|

Das « digitale grüne Zertifikat »: ein unverhältnismäßiges, ineffizientes und unfaires Hindernis für die Freizügigkeit der europäischen Bürger

Kurzfassung

Der Vorschlag für eine Verordnung des Europäischen Parlaments und des Rates über die Einführung eines digitales grünes Zertifikat ist einerseits insofern ein Zwang, als er die Freizügigkeit der europäischen Bürger behindert, und andererseits unwirksam, weil die Maßnahmen, die er vorsieht, die Ziele im Bereich der öffentlichen Gesundheit (Verhinderung der Übertragung von SARS-CoV-2), die seine Rechtfertigung darstellen, nicht gewährleisten. Abgesehen davon, dass die Grundprämisse des digitalen grünen Zertifikats auf unzutreffenden und unvollständigen wissenschaftlichen Behauptungen beruht, verletzt der Vorschlag in seiner jetzigen Form die Grundrechte der europäischen Bürger, insbesondere das Recht auf Freizügigkeit innerhalb der EU und das Recht auf den Schutz persönlicher Daten.

Zusammenfassung

Die Europäische Kommission hat einen Vorschlag für eine europäische Verordnung zur Einführung eines digitalen grünen Zertifikats zur Erleichterung der Freizügigkeit innerhalb der Europäischen Union während der Covid-19-Pandemie formuliert. Mit dieses Zertifikat verfolgt die Kommission nach eigenen Worten ein doppeltes Ziel: zum einen die Erleichterung der Freizügigkeit der europäischen Bürger innerhalb der Europäischen Union und zum anderen ein Ziel der öffentlichen Gesundheit, das in der Verhinderung der Übertragung von SARS-CoV-2 besteht. Wenn EU-Bürger heute in einen anderen Mitgliedstaat reisen möchten, sind sie mit zahlreichen Beschränkungen und Anforderungen konfrontiert, die von den Mitgliedstaaten auferlegt werden, wobei es je nach Bestimmungsmitgliedstaat erhebliche Unterschiede gibt. Mit ihrem Vorschlag für eine Verordnung möchte die Kommission nationale Initiativen koordinieren, die die Freizügigkeit von Personen einschränken, um die Übertragung von SARS-CoV-2 zu verhindern.
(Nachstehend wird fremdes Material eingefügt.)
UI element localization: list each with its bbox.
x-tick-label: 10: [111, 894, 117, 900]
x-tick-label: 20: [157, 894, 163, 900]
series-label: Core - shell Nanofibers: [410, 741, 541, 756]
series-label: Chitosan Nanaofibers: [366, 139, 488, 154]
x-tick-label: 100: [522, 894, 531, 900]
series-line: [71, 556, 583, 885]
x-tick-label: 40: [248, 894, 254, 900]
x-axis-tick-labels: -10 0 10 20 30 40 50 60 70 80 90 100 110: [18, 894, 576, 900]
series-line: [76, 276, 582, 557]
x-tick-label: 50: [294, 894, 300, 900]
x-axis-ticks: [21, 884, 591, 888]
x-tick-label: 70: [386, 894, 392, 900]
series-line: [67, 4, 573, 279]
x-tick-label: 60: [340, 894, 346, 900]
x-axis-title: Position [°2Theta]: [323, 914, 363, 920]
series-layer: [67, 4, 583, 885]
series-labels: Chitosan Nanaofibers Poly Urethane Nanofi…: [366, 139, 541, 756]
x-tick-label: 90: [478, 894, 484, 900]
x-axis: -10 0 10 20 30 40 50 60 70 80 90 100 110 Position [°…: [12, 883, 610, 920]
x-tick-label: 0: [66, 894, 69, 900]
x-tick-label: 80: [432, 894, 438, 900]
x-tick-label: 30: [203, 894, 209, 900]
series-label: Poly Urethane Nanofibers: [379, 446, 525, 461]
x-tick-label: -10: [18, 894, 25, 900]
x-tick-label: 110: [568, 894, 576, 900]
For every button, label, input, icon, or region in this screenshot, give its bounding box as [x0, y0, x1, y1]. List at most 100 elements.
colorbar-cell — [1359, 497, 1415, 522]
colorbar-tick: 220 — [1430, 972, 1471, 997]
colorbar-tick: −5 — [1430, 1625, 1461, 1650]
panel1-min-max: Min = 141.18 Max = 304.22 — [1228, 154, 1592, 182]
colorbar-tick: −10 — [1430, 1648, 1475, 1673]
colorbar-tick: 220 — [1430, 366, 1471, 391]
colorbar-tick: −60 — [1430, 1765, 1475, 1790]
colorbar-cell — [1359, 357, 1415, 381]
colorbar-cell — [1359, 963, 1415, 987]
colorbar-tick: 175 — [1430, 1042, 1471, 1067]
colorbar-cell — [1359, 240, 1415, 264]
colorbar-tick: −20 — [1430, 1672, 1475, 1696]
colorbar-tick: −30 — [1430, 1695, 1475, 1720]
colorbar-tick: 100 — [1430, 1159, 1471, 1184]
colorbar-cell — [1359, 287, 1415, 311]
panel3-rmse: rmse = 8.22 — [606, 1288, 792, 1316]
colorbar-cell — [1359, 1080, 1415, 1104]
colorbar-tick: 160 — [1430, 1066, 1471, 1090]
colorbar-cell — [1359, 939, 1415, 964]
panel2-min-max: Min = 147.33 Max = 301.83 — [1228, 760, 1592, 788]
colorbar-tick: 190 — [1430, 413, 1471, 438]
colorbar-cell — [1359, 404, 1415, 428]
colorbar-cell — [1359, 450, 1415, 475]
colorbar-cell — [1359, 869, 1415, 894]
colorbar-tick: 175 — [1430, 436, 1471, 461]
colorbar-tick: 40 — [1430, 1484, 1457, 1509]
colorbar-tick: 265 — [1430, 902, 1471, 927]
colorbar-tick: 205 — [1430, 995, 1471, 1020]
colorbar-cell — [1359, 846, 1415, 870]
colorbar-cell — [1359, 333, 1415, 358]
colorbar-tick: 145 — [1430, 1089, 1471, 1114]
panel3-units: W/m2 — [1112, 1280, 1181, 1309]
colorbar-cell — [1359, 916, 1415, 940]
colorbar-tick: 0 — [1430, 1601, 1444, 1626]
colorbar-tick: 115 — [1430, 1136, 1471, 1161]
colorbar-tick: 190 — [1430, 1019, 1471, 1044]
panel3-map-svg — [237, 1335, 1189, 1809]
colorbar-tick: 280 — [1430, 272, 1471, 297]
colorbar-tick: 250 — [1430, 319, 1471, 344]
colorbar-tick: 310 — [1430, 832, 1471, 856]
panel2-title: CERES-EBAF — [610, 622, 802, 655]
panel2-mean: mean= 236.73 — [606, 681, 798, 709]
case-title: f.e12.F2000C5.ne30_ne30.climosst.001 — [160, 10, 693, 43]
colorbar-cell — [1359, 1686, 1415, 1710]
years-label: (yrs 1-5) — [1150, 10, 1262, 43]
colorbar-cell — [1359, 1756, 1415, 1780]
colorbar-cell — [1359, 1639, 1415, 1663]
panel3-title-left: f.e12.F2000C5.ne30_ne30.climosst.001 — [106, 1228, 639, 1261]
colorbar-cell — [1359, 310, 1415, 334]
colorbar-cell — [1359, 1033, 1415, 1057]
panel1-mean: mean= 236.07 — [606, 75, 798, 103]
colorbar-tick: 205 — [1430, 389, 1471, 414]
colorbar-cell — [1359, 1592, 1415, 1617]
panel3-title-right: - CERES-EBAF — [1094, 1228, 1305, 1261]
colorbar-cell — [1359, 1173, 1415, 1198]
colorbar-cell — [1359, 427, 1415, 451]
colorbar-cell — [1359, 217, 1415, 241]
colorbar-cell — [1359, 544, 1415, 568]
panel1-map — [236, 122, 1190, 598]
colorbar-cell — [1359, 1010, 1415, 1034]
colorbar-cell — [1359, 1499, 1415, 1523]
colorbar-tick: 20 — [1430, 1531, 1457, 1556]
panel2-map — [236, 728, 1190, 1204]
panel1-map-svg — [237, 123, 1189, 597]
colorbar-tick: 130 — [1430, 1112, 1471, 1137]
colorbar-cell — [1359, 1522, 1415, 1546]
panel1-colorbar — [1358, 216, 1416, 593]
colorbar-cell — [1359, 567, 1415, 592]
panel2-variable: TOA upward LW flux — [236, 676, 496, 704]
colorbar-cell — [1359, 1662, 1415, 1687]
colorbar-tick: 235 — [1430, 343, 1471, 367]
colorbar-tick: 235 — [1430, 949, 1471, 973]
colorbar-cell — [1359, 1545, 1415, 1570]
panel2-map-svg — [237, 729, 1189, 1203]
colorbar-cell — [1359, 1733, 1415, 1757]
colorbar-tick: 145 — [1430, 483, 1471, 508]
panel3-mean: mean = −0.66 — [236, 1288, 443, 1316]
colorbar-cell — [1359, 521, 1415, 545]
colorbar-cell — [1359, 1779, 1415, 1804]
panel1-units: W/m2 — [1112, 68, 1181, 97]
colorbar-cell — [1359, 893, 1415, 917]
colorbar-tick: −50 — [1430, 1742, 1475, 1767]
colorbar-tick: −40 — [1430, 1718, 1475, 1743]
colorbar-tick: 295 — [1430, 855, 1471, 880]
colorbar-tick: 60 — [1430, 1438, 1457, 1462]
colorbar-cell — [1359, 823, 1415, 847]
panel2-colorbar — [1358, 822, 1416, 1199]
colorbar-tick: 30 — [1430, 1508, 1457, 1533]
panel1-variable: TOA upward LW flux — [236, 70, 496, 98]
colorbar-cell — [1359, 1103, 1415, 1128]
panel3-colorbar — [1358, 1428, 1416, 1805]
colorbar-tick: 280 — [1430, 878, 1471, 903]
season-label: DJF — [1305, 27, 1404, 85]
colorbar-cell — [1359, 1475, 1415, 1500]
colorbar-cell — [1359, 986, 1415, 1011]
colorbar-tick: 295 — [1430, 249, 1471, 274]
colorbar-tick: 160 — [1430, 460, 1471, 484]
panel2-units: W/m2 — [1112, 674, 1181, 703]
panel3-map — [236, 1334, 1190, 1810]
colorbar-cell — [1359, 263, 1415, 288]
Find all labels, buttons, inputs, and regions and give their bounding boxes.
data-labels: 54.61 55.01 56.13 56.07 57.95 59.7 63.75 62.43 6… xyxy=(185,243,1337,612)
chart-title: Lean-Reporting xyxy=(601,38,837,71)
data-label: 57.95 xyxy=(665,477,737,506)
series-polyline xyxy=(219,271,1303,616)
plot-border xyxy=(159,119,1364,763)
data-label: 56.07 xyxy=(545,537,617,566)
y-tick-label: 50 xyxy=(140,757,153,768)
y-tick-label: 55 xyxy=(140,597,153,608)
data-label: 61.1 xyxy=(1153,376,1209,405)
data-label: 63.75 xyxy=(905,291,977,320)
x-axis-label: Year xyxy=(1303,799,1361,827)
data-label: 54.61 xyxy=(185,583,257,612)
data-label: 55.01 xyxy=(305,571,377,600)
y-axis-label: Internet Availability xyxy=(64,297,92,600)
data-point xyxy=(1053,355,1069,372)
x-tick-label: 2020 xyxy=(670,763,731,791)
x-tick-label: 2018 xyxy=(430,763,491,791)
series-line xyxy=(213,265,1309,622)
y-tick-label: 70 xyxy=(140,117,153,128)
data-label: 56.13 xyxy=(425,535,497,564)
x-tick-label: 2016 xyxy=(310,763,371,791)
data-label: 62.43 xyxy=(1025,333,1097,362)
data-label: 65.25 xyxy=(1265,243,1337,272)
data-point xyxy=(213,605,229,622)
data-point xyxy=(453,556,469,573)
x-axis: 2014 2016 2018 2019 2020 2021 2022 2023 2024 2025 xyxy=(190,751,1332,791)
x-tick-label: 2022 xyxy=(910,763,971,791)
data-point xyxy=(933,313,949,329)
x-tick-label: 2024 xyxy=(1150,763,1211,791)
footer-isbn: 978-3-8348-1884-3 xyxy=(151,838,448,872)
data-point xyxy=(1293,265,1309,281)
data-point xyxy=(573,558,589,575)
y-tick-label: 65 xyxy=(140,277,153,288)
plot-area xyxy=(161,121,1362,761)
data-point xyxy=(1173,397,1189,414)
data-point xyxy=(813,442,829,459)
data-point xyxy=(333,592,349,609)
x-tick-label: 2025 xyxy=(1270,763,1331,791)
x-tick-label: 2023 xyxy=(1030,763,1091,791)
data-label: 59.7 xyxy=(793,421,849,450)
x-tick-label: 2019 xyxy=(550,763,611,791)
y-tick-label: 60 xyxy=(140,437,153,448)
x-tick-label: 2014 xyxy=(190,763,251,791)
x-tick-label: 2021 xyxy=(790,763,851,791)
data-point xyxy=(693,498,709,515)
Um dieses doppelte Ziel zu erreichen, sieht die Kommission vor, dass ein ImpfZertifikat oder alternativ eine Zertifikat über einen negativen COVID-19 Test (PCR-Test oder Antigentest) oder ein Genesungszertifikat i.b.z. auf einer früheren Infektion verlangt wird.

Unsere Analyse hat uns zu dem Schluss geführt, dass die vorgeschlagene Verordnung weder wissenschaftlich noch rechtlich überzeugend ist.

Erstens kann aus wissenschaftlicher Sicht keines der drei Zertifikate die Abwesenheit des Risikos einer Übertragung von SARS-CoV-2 garantieren. In Bezug auf das Impfzertifikat ist die Annahme in Artikel 5 des Vorschlags – dass (alle) COVID-19-Impfstoffe die Übertragung des Virus verhindern würden – unzutreffend und unvollständig und beruht auf keinerlei wissenschaftlichen Erkenntnissen. Grundsätzlich zeigt dies, dass das Prinzip eines Impfpasses nach dem derzeitigen Stand der Wissenschaft problematisch und potentiell diskriminierend ist. Diese Problematik wurde auch von der WHO erkannt, die die Einführung von Impfpässen nicht befürwortet. Aus den gleichen Gründen haben mehrere Staaten der USA das Prinzip eines Impfpasses abgelehnt und die Regierung der USA hat angekündigt, dass sie diese Impfpässe nicht ausstellen wird.

Die im Verordnungsvorschlag vorgesehenen Alternativen (Testzertifikat und Genesungszertifikat) bieten keine weitere Garantie dafür, dass keine Infektion oder Übertragung von SARS-CoV-2 vorliegt. Einerseits stellen negative Testzertifikate lediglich eine Momentaufnahme einer Situation dar, die einige Stunden später bereits anders sein kann. Eine Person, die negativ testet, kann durchaus infiziert sein und am Tag nach dem Test ansteckend werden. Darüber hinaus führt die Durchführung von PCR-Tests ohne Berücksichtigung der Vortestwahrscheinlichkeit zu einer großen Anzahl von falsch-positiven Ergebnissen. Eine nicht infizierte Person könnte an der Reise gehindert werden, weil der PCR-Test ein positives Ergebnis liefert, da der Körper der Person noch nicht alle RNA-Fragmente einer früheren Infektion eliminiert hat. Andererseits garantiert das Genesungszertifikat nicht die Abwesenheit einer erneuten Infektion und damit eines Übertragungsrisikos. Das Genesungszertifikat berücksichtigt auch nicht, dass eine Immunität nach einer vorangegangenen Infektion nicht unbedingt leicht zu erkennen ist.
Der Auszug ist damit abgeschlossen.